瀬戸内海に浮かぶ小豆島は古代には「あずきしま」と呼ばれたといいます。
「あずき」といえば、出雲の「阿須伎(あずき)神社」にアジスキタカヒコネは祀られています。
出雲国風土記には三十九社もの阿須伎神社があったと記されています。
アジスキが訛りアズキになるのであれば、妄想は膨らみます。
小豆島はアジスキタカヒコネと関係しているのではないでしょうか。
しかし現在の小豆島にはアジスキタカヒコネとの関連は見当たりません。
小豆島の阿豆枳(あずき)神社は、島の祖神・大野手姫を祀っています。
古事記の国産みの段で、伊邪那岐命と伊邪那美命により「小豆島」(あずきしま)、亦の名を「大野手比売」(おおのてひめ)が生まれたと記述されています。
大野手姫とは「大鐸姫」(おおぬてひめ)でしょう。
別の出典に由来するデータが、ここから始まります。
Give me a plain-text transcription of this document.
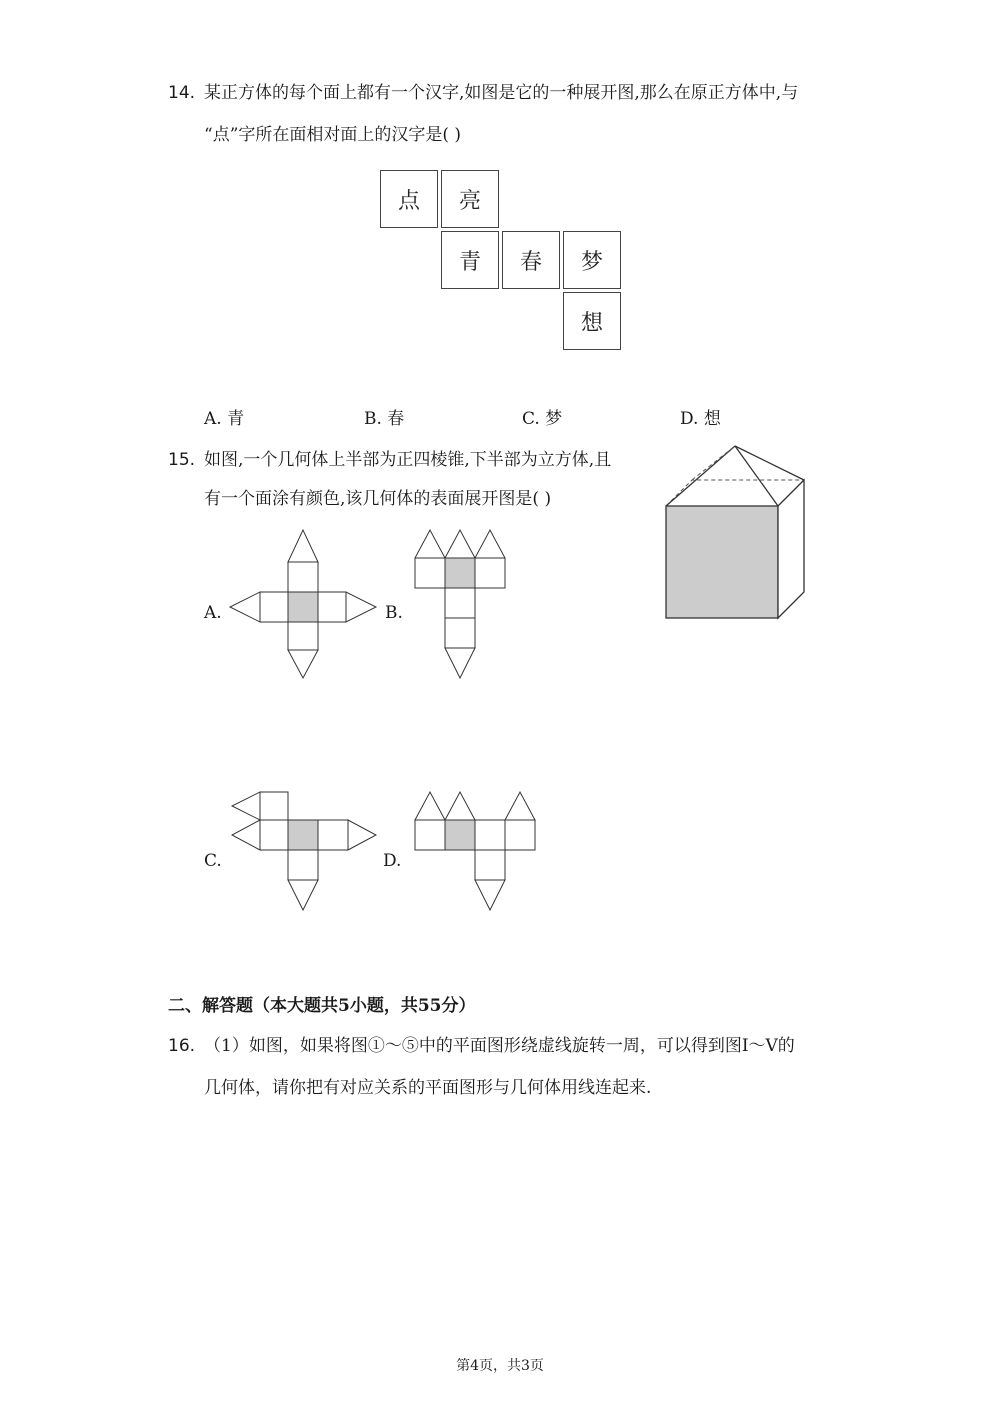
14. 某正方体的每个面上都有一个汉字,如图是它的一种展开图,那么在原正方体中,与
“点”字所在面相对面上的汉字是( )
点	亮
青	春	梦
想
A. 青	B. 春	C. 梦	D. 想
15. 如图,一个几何体上半部为正四棱锥,下半部为立方体,且
有一个面涂有颜色,该几何体的表面展开图是( )
A.	B.
C.	D.
二、解答题（本大题共5小题，共55分）
16. （1）如图，如果将图①～⑤中的平面图形绕虚线旋转一周，可以得到图Ⅰ～Ⅴ的
几何体，请你把有对应关系的平面图形与几何体用线连起来.
第4页，共3页
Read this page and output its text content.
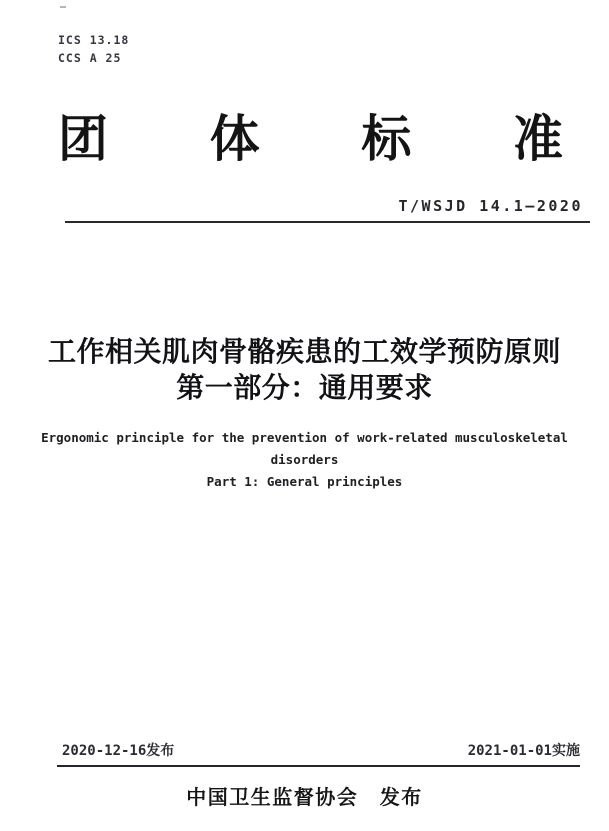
ICS 13.18
CCS A 25
团 体 标 准
T/WSJD 14.1—2020
工作相关肌肉骨骼疾患的工效学预防原则
第一部分：通用要求
Ergonomic principle for the prevention of work-related musculoskeletal
disorders
Part 1: General principles
2020-12-16发布	2021-01-01实施
中国卫生监督协会　发布
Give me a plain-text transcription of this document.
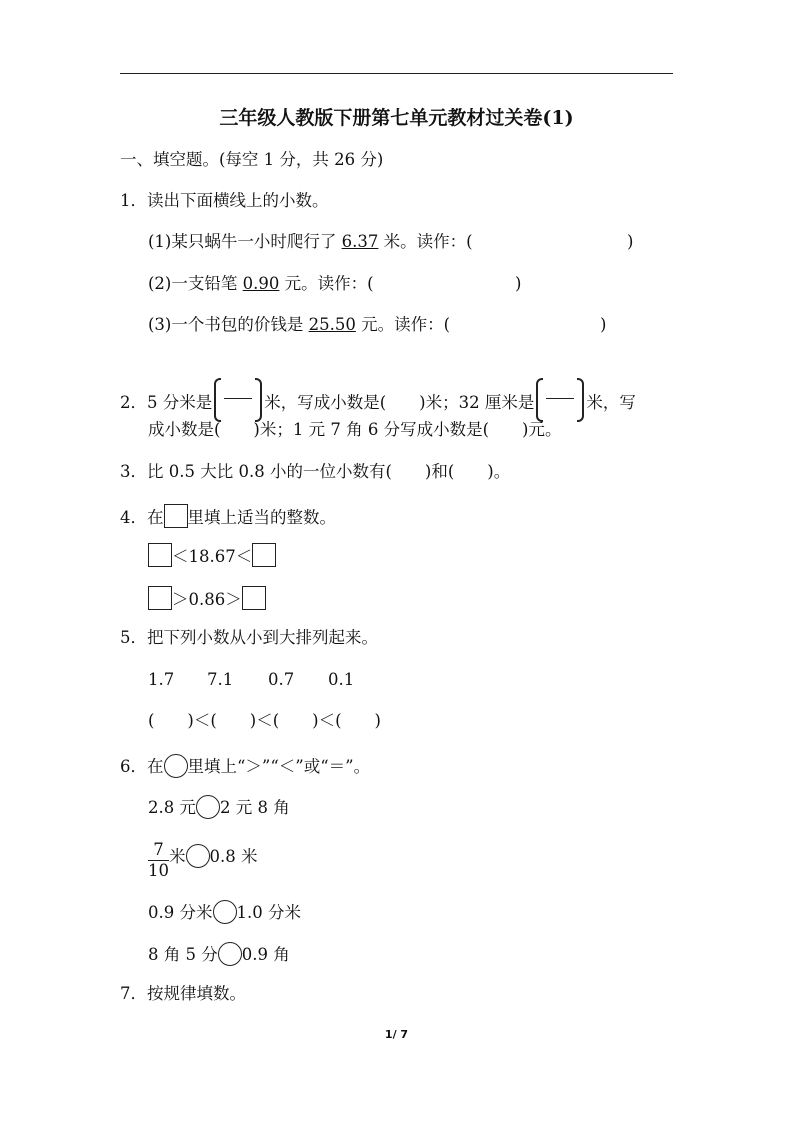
三年级人教版下册第七单元教材过关卷(1)
一、填空题。(每空 1 分，共 26 分)
1．读出下面横线上的小数。
(1)某只蜗牛一小时爬行了 6.37 米。读作：(	)
(2)一支铅笔 0.90 元。读作：(	)
(3)一个书包的价钱是 25.50 元。读作：(	)
2．5 分米是	米，写成小数是(　　)米；32 厘米是	米，写
成小数是(　　)米；1 元 7 角 6 分写成小数是(　　)元。
3．比 0.5 大比 0.8 小的一位小数有(　　)和(　　)。
4．在 里填上适当的整数。
＜18.67＜
＞0.86＞
5．把下列小数从小到大排列起来。
1.7 7.1 0.7 0.1
(　　)＜(　　)＜(　　)＜(　　)
6．在 里填上“＞”“＜”或“＝”。
2.8 元 2 元 8 角
$\frac{7}{10}$ 米 0.8 米
0.9 分米 1.0 分米
8 角 5 分 0.9 角
7．按规律填数。
1/ 7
島の中には大鐸という地域もあります。
小豆島は大きな鐸を司る姫神が統べる島だったと思われます。
鐸は「さなき」あるいは「さなぎ」ともいいます。現在の小豆島が属するうどん県・讃岐は「さなき」からの地名でしょうし、同じく香川県の瀬戸内海に浮かぶ猫の島・佐柳(さなぎ)島も鐸からの地名でしょう。
応神紀において小豆島と「いや二並び」と歌われた淡路島からは松帆銅鐸など、銅鐸が多数出土しています。
小豆島からも銅鐸が出土しており、大野手姫とは大きな銅鐸のお姫様だったと考えらえます。
もし鐸が鉄鐸であるならば、諏訪との繋がりが生じてきます。諏訪大社の神宝「さなぎの鈴」は鉄鐸です。
大野手姫が島外で唯一祀られているのが福井県の「須波阿須疑神社」であり、タケミナカタとともに祀られていることは偶然にしては面白いと思います。
大野手姫が鉄鐸の姫というのも、有りなのかなと感じます。